La Banque mondiale, le Fonds monétaire international et d’autres
institutions régionales et sous-régionales de financement
du développement et d’organisations non gouvernementales
ont participé à la rencontre. Le nombre de participants
dépassait 2 100 dont 437 journalistes, beaucoup plus qu’aux
réunions des années précédentes.
Les discussions des participants ont porté surtout
sur la réforme de la BAD, le financement du développement,
le traitement de la dette, l’aide aux pays fabiles, la coopération
sino-africaine, entre autres sujets. Le gouverneur de la BPC, Zhou Xiaochuan,
qui présidait la réunion, a dit que cette rencontre aidait
la BAD à élaborer des moyens d’éradiquer la
pauvreté et des programmes de développement plus efficaces.
Des séminaires ont eu lieu en marge des réunions de la BAD,
aidant les compagnies et les entrepreneurs, chinois et africains, à
établir des contacts et à discuter d’affaires.
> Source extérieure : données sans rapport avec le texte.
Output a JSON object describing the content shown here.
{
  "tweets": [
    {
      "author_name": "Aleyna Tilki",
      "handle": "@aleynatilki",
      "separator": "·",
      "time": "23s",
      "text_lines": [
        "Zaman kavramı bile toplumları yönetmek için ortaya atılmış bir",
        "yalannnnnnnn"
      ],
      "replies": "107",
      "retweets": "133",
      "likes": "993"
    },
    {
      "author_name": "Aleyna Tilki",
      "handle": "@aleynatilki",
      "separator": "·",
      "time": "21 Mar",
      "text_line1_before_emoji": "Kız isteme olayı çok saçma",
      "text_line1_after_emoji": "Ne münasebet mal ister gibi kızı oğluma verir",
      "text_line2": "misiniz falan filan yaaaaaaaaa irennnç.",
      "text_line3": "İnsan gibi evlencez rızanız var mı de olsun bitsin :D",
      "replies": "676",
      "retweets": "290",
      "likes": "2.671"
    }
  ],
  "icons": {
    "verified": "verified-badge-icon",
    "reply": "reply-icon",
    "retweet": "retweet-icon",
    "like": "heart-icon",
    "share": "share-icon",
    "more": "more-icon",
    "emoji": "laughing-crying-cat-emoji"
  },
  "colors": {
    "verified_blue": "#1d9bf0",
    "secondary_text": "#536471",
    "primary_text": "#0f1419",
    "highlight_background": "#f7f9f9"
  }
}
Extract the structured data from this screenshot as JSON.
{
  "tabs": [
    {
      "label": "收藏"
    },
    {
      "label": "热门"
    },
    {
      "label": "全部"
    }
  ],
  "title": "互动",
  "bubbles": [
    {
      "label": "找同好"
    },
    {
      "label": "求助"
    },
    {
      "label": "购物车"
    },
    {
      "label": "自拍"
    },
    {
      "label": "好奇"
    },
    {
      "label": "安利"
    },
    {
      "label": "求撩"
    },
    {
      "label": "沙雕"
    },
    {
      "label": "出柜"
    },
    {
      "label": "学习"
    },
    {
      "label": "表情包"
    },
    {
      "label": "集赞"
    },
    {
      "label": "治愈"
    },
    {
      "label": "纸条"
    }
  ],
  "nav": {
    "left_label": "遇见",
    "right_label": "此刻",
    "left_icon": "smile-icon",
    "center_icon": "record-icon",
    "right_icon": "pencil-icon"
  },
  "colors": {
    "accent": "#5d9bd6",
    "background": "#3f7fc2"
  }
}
Les
prochaines rencontres de la BAD auront lieu à Maputo au Mozambique
en mai prochain.
« La BAD a choisi cette année le thème
‘‘Afrique et Asie, partenaires de développement’’,
qui signifie que l’Afrique a vu de ses yeux le développement
de l’Asie et espère former un système de coopération
égale avec les pays d’Asie », a dit Xu Weizhong, directeur
de la division des Études africaines de l’Institut des études
asiatiques et africaines relevant de l’Institut des relations internationales
contemporaines de Chine. À la conférence, il a appuyé
sur le fait que le choix de la BAD de Chine comme lieu de rencontre annuelle
indique que l’Afrique attache une grande importance au développement
de la coopération économique sino-africaine.